Re: [PATCH V5 1/1] bpf: control events stored in PERF_EVENT_ARRAY maps trace data output when perf sampling

From: "Wangnan (F)" <wangnan0@huawei.com>
To: Peter Zijlstra <peterz@infradead.org>, xiakaixu <xiakaixu@huawei.com>
Cc: Alexei Starovoitov <ast@plumgrid.com>, <davem@davemloft.net>,
	<acme@kernel.org>, <mingo@redhat.com>,
	<masami.hiramatsu.pt@hitachi.com>, <jolsa@kernel.org>,
	<daniel@iogearbox.net>, <linux-kernel@vger.kernel.org>,
	<pi3orama@163.com>, <hekuang@huawei.com>,
	<netdev@vger.kernel.org>
Subject: Re: [PATCH V5 1/1] bpf: control events stored in PERF_EVENT_ARRAY maps trace data output when perf sampling
Date: Wed, 21 Oct 2015 19:49:34 +0800	[thread overview]
Message-ID: <56277BCE.6030400@huawei.com> (raw)
In-Reply-To: <20151021113316.GM17308@twins.programming.kicks-ass.net>

On 2015/10/21 19:33, Peter Zijlstra wrote:
> On Wed, Oct 21, 2015 at 06:31:04PM +0800, xiakaixu wrote:
>
>> The RFC patch set contains the necessary commit log [1].
> That's of course the wrong place, this should be in the patch's
> Changelog. It doesn't become less relevant.
>
>> In some scenarios we don't want to output trace data when perf sampling
>> in order to reduce overhead. For example, perf can be run as daemon to
>> dump trace data when necessary, such as the system performance goes down.
>> Just like the example given in the cover letter, we only receive the
>> samples within sys_write() syscall.
>>
>> The helper bpf_perf_event_control() in this patch set can control the
>> data output process and get the samples we are most interested in.
>> The cpu_function_call is probably too much to do from bpf program, so
>> I choose current design that like 'soft_disable'.
> So, IIRC, we already require eBPF perf events to be CPU-local, which
> obviates the entire need for IPIs.

But soft-disable/enable don't require IPI because it is only
a memory store operation.

> So calling pmu->stop() seems entirely possible (its even NMI safe).

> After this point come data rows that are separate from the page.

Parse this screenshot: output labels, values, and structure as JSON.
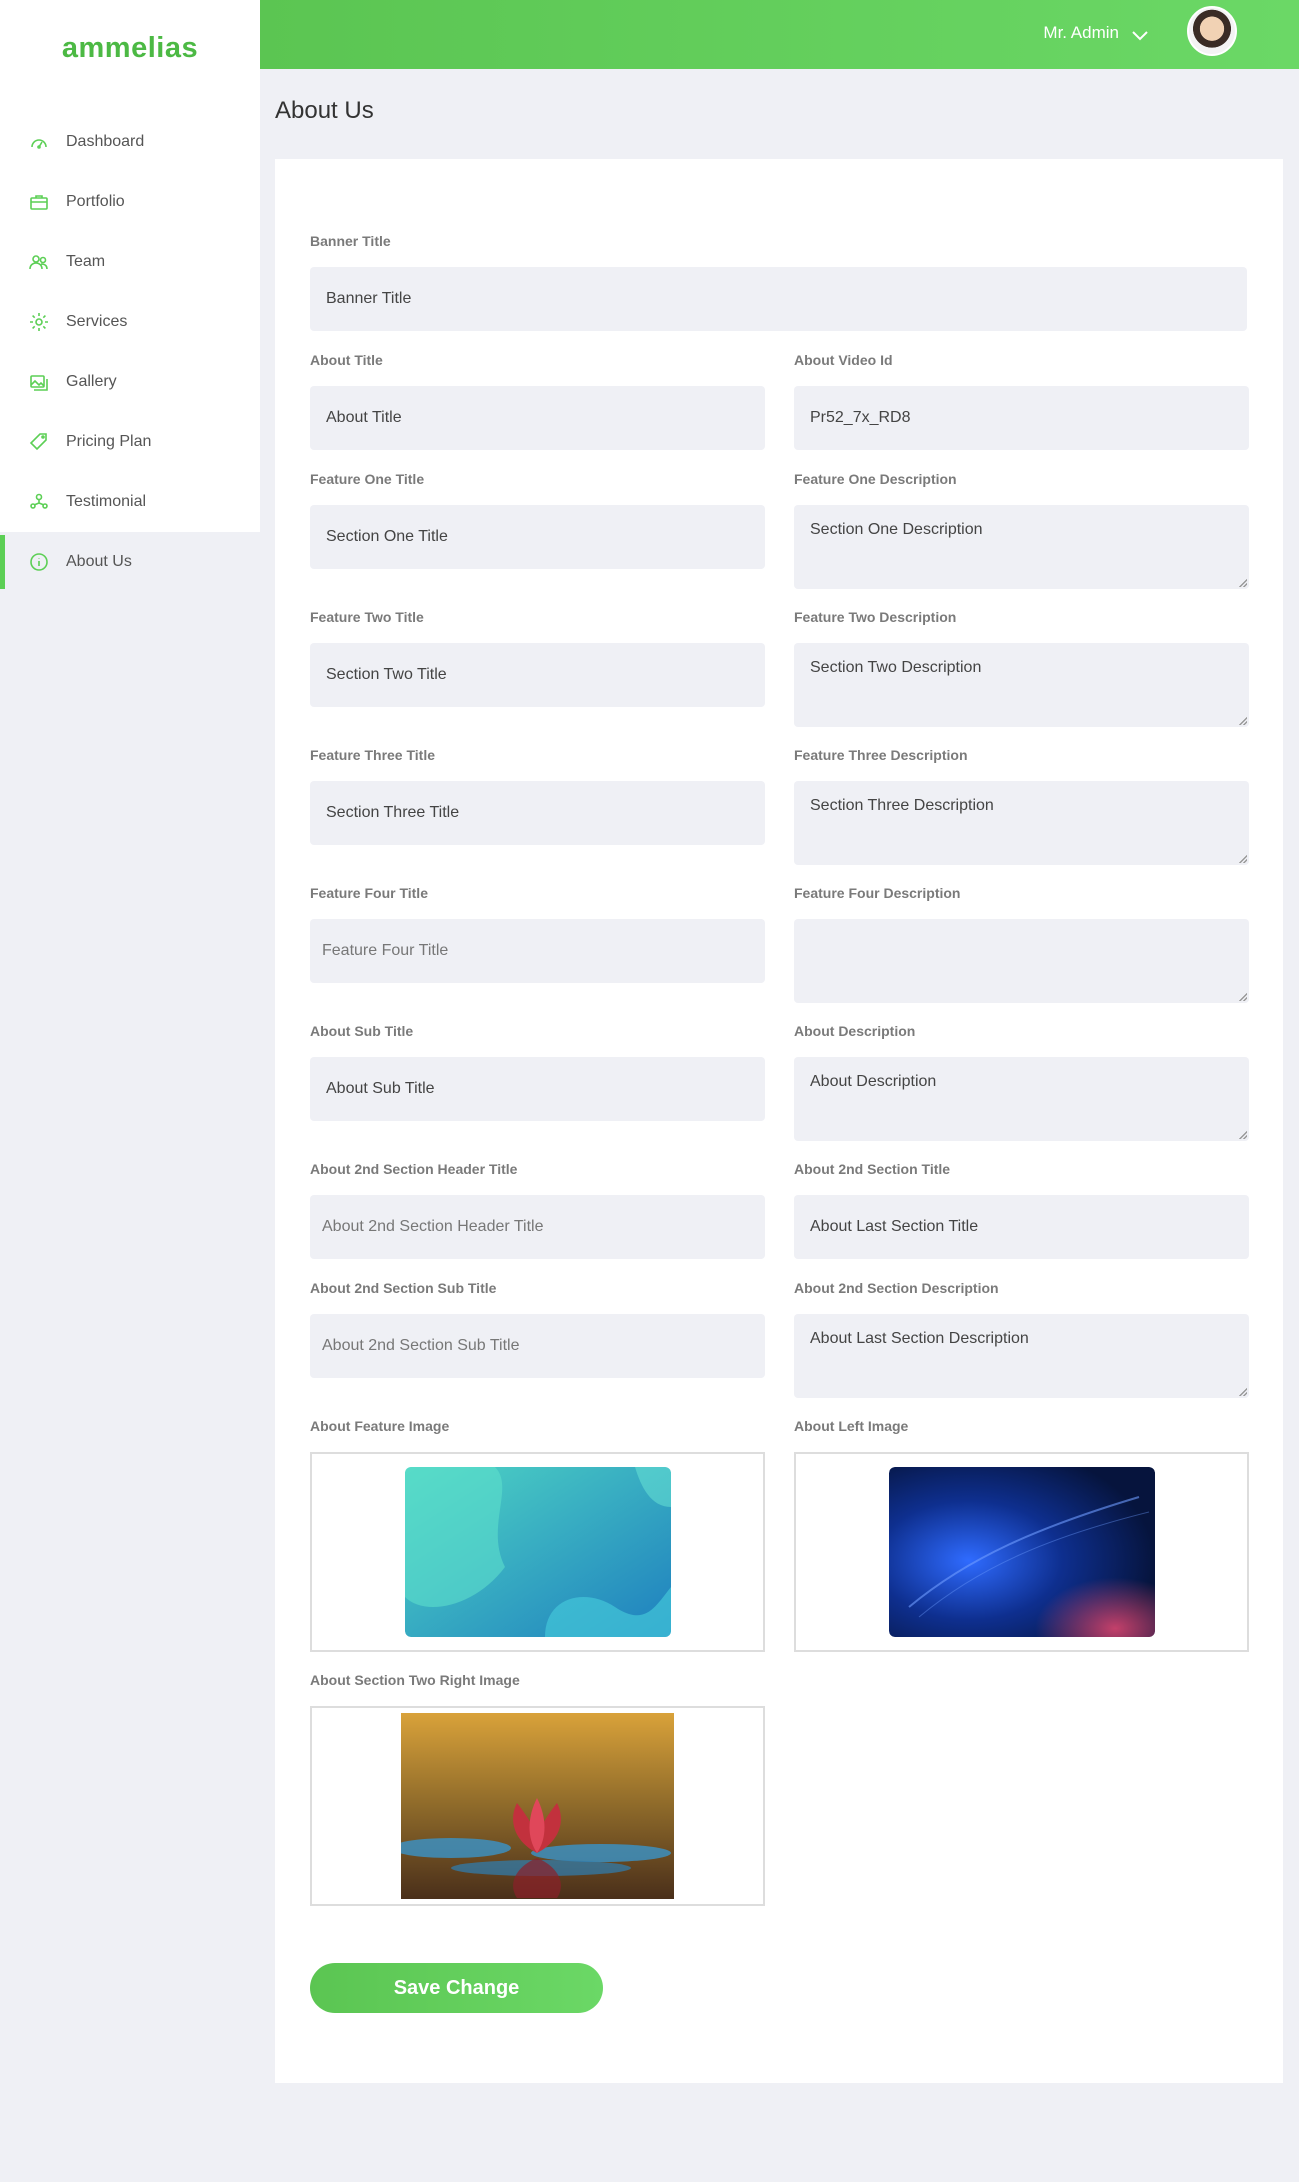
{
  "brand": "ammelias",
  "sidebar": {
    "items": [
      {
        "label": "Dashboard",
        "icon": "dashboard-icon"
      },
      {
        "label": "Portfolio",
        "icon": "briefcase-icon"
      },
      {
        "label": "Team",
        "icon": "team-icon"
      },
      {
        "label": "Services",
        "icon": "gear-icon"
      },
      {
        "label": "Gallery",
        "icon": "gallery-icon"
      },
      {
        "label": "Pricing Plan",
        "icon": "tag-icon"
      },
      {
        "label": "Testimonial",
        "icon": "testimonial-icon"
      },
      {
        "label": "About Us",
        "icon": "info-icon",
        "active": true
      }
    ]
  },
  "header": {
    "user": "Mr. Admin"
  },
  "page": {
    "title": "About Us"
  },
  "form": {
    "banner_title": {
      "label": "Banner Title",
      "value": "Banner Title"
    },
    "about_title": {
      "label": "About Title",
      "value": "About Title"
    },
    "about_video_id": {
      "label": "About Video Id",
      "value": "Pr52_7x_RD8"
    },
    "feature_one_title": {
      "label": "Feature One Title",
      "value": "Section One Title"
    },
    "feature_one_desc": {
      "label": "Feature One Description",
      "value": "Section One Description"
    },
    "feature_two_title": {
      "label": "Feature Two Title",
      "value": "Section Two Title"
    },
    "feature_two_desc": {
      "label": "Feature Two Description",
      "value": "Section Two Description"
    },
    "feature_three_title": {
      "label": "Feature Three Title",
      "value": "Section Three Title"
    },
    "feature_three_desc": {
      "label": "Feature Three Description",
      "value": "Section Three Description"
    },
    "feature_four_title": {
      "label": "Feature Four Title",
      "placeholder": "Feature Four Title"
    },
    "feature_four_desc": {
      "label": "Feature Four Description",
      "value": ""
    },
    "about_sub_title": {
      "label": "About Sub Title",
      "value": "About Sub Title"
    },
    "about_description": {
      "label": "About Description",
      "value": "About Description"
    },
    "second_header_title": {
      "label": "About 2nd Section Header Title",
      "placeholder": "About 2nd Section Header Title"
    },
    "second_title": {
      "label": "About 2nd Section Title",
      "value": "About Last Section Title"
    },
    "second_sub_title": {
      "label": "About 2nd Section Sub Title",
      "placeholder": "About 2nd Section Sub Title"
    },
    "second_description": {
      "label": "About 2nd Section Description",
      "value": "About Last Section Description"
    },
    "feature_image": {
      "label": "About Feature Image"
    },
    "left_image": {
      "label": "About Left Image"
    },
    "section_two_right_image": {
      "label": "About Section Two Right Image"
    },
    "save_label": "Save Change"
  }
}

But we need to turn off sampling across CPUs. Please have a look
at my another email.

> This, however, does not explain if you need nesting, your patch seemed
> to have a counter, which suggest you do.
To avoid reacing.

If our task is sampling cycle events during a function is running,
and if two cores start that function overlap:

Time:   ...................A
Core 0: sys_write----\
                       \
                        \
Core 1:             sys_write%return
Core 2: ................sys_write

Then without counter at time A it is highly possible that
BPF program on core 1 and core 2 get conflict with each other.
The final result is we make some of those events be turned on
and others turned off. Using atomic counter can avoid this
problem.

Thank you.

>
> In any case, you could add perf_event_{stop,start}_local() to mirror the
> existing perf_event_read_local(), no? That would stop the entire thing
> and reduce even more overhead than simply skipping the overflow handler.
>